Schools

Reading program celebrates 20 years

Founders, volunteers come together for anniversary

Posted

Two decades ago, four members of the James A. Dever Elementary School community came up with an idea to foster connections between their youngest and oldest members and strengthen reading skills. Last week, current and former participants in the school’s Intergenerational Reading Partners Program came together with some of its founders to celebrate its impact.

In 1994, Mimi Freidman, a member of the

National Council of Jewish Women’s Peninsula chapter, attended her grandchildren’s concert at Dever. As she watched, she came up with an idea about how local seniors could get more involved with the school, since many of them longed for some connection to the newest generation after their own families moved away.

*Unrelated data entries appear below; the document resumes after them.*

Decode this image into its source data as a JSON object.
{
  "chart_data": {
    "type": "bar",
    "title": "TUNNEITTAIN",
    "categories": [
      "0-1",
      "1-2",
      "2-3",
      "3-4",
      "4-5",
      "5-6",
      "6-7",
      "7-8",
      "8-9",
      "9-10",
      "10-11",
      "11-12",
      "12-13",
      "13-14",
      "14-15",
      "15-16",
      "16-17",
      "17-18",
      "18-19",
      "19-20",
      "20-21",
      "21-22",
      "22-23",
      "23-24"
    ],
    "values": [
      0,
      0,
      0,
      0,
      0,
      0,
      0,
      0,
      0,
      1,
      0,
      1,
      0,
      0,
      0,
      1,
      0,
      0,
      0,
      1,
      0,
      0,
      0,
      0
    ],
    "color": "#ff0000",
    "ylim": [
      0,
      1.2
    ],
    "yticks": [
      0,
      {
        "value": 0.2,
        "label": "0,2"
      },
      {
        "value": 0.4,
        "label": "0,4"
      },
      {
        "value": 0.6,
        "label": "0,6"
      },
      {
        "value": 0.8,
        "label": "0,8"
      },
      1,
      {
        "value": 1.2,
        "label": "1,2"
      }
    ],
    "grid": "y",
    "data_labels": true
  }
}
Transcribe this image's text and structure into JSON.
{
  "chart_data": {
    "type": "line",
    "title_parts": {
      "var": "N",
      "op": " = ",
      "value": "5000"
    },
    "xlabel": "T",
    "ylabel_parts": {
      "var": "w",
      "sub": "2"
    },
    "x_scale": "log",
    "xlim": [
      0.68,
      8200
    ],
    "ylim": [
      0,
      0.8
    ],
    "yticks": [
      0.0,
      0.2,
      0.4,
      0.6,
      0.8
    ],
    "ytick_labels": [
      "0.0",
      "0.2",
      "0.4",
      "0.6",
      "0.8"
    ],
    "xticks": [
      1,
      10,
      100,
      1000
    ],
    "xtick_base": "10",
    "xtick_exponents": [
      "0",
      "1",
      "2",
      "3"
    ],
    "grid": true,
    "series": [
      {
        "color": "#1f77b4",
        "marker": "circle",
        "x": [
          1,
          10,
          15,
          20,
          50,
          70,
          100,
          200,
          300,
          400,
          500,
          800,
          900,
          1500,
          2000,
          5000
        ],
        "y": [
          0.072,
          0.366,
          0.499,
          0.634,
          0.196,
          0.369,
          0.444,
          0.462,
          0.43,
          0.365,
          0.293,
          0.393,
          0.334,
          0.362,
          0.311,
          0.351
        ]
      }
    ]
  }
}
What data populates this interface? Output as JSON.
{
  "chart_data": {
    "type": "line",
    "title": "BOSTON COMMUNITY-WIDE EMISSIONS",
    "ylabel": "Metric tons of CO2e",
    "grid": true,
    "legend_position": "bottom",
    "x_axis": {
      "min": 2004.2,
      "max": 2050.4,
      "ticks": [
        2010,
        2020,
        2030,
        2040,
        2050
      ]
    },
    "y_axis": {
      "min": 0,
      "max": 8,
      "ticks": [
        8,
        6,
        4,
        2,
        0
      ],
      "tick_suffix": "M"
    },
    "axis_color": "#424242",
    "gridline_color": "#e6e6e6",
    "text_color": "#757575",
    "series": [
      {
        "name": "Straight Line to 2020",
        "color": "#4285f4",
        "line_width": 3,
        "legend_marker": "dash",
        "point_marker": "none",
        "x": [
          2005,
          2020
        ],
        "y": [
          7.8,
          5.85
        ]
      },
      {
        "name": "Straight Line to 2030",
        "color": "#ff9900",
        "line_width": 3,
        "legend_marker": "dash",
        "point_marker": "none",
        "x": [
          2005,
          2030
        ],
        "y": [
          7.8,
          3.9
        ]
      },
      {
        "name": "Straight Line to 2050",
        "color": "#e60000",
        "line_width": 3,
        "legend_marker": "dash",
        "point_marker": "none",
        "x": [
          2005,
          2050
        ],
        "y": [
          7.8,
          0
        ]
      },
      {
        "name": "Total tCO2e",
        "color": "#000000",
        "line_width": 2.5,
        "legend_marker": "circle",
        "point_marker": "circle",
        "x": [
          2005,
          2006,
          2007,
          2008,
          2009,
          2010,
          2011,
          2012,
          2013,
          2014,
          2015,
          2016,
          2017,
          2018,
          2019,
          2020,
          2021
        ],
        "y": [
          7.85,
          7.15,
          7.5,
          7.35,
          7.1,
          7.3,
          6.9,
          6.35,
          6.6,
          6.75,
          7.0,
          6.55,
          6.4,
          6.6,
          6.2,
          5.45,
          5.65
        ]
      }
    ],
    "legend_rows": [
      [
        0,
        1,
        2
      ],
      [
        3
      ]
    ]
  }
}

Freidman came up with the James A. Dever Intergenerational Reading Partners Program, a volunteer reading program where local senior citizens would come every Monday to read with and talk to children at the school. Freidman presented the idea to Gaylen Guberman, the school’s principal, who loved the idea. Freidman, along with the school’s reading consultant, Claudia Santucci, and Emilie Feldman, a PTA parent volunteer, began the program later that year.

“I knew that as many people of my age grew older, they were missing interacting with their young kids or grandchildren who had since moved away or grown older,” Freidman said. “We told the principal and the others, that we would really like to see more of a relationship between juniors and seniors, and they thought the idea had a real chance at success, so we went through with it.”

The program, which celebrated its 20th anniversary on May 5 at Pompeii Restaurant in West Hempstead, has thrived ever since, with between 15 and 18 senior volunteers traveling to the school each week from Valley Stream, Malverne, Lynbrook and other surrounding communities.

Pauline Stanger, who now lives in Hewlett, first volunteered with the program 18 years ago, when she lived in Valley Stream. She’s participated nearly every year since, and said the program is the highlight of her week.

“I come every time they hold the program,” she said. “I always make sure to book whatever other events I have on other days. I absolutely love it. The kids are wonderful, and you really do form a relationship with them … one of my students from a couple years ago, her name is Samantha, we read together for three years, and I still speak with her and get a Christmas card from her each year.”

Such relationships are formed by design, according to Donna Araneo, the current head of the program. She said she prefers to pair the volunteers with as few different children as possible, allowing friendships to build and strengthen.

Sunya Kleiner, a longtime volunteer who, like Stanger, became involved with the program through the NCJW, said the effects of those pairings are evident.

“Both groups, us and the children, really love the camaraderie that comes from this program,” she said. “The reading volunteers, the students, they both stay with the program time and time again because of the relationships that can be built.”

While no student participants were present at the anniversary event, many submitted letters that were printed in the evening’s program.

“From the age of 5 to age 10, all of my friends ask why I would want to miss my recess to go sit in the library and read. I would always answer with ‘I don’t know.’ Thinking back, I wish I would have answered differently,” wrote Samantha Graham, the student who keeps in close touch with Stanger. “I wish I would have said, ‘Because it is fun and because I enjoy the one day a week I get to see my closest friends.’…Pauline taught me patience, confidence, forgiveness and so many other great things.”